Sunday, 17 March 2013

Chocolate-chip hot cross buns ... how dumb is that? (a somewhat curmudgeonly reflection)

Does anyone else think that chocolate-chip hot cross buns are remarkably silly?

Easter has been associated with chocolate for some time, now.   Back when many more people "gave up" various treats for Lent than they do today, chocolate was often high on the "give up for Lent" list.  As a result, when Lent ended at Easter, many people would enjoy a bit of excess in their Easter return to what they gave up for Lent.  In the case of chocolate, this also meant that confectionary companies produced special Easter chocolate items, such as chocolate eggs or chocolate rabbits.  (Eggs, being an ancient symbol of new life, were a part of Easter for centuries.  People would dye hard-boiled eggs for Easter.  Orthodox churches still distribute dyed eggs at the end of their Easter liturgies.  Egg-shaped novelty chocolates were a more recent practice.)

On the other hand, the hot cross bun was an item, not for Easter but for Lent.  It was produced as something sweet but not too luxurious - more like fruit bread than cake in its texture - and thus, very appropriate for Lent.

Once the Easter festival begins (sometime on the Saturday evening of Easter weekend), the austere Lenten hot cross buns should give way to more luxurious sweets (preferably made from the decidely non-Lenten chocolate).

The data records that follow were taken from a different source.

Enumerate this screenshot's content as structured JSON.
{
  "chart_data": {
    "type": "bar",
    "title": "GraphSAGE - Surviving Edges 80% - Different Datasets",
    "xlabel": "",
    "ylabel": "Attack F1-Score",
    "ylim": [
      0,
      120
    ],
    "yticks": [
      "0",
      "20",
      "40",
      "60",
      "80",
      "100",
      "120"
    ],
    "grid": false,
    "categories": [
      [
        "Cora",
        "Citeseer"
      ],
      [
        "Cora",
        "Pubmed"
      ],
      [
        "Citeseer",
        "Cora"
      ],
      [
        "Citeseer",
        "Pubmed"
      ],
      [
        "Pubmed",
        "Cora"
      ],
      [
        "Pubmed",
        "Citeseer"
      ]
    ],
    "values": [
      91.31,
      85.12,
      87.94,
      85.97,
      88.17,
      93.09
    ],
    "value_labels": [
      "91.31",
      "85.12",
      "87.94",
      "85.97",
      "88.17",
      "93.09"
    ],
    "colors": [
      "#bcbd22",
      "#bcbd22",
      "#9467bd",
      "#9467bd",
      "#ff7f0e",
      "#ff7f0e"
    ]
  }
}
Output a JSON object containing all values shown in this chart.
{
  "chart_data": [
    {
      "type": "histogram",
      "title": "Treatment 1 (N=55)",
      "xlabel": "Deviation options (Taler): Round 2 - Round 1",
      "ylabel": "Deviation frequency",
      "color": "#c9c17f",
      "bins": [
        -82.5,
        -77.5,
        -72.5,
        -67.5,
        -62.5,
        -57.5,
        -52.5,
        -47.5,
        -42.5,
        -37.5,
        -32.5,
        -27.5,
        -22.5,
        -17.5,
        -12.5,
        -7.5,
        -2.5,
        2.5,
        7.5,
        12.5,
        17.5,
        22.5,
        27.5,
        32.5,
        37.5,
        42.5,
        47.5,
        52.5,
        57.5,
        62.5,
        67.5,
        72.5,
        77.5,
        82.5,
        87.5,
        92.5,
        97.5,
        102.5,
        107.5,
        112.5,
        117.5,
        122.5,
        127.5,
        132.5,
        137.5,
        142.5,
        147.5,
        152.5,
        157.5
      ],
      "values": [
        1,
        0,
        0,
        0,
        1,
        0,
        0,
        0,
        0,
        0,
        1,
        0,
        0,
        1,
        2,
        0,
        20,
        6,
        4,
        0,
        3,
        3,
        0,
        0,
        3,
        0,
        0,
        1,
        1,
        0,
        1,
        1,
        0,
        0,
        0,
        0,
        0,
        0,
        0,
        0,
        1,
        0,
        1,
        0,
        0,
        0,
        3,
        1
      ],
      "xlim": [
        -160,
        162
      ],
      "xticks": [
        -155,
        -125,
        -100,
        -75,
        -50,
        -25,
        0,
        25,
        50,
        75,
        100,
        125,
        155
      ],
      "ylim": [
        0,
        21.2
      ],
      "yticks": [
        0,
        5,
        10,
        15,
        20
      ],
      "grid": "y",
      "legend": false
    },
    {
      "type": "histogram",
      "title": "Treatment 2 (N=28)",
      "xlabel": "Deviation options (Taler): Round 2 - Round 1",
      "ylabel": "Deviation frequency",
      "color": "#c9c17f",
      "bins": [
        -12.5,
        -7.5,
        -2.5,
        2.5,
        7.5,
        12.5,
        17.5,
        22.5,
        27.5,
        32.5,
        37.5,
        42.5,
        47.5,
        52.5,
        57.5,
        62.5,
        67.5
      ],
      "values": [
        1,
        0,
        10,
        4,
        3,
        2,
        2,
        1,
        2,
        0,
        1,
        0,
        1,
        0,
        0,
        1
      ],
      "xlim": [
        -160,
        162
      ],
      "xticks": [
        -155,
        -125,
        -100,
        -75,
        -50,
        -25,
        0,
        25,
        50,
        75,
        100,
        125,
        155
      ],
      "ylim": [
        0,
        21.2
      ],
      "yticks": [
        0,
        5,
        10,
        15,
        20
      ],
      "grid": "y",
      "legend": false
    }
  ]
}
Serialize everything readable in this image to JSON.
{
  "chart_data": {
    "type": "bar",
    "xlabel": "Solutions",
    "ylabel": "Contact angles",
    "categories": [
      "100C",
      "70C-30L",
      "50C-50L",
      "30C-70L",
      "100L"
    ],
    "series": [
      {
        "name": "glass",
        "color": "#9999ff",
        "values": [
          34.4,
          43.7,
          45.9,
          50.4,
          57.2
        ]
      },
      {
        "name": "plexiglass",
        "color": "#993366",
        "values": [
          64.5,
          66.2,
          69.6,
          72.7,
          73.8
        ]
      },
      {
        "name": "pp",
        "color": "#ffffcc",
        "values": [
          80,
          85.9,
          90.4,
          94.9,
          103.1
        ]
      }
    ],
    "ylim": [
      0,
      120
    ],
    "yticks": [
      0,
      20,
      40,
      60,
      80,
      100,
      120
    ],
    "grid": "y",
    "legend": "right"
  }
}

So, liturgically and gastronomically, a chocolate-chip hot cross bun is a mixed metaphor.

On the one hand, it's too luxurious for Lent.

On the other hand, it's not luxurious enough for Easter.

Perhaps that's why chocolate-chip hot cross buns start appearing in the supermarkets during the first week in January, well before the beginning of Lent.  They're the hot cross bun you eat when you're not doing Lent.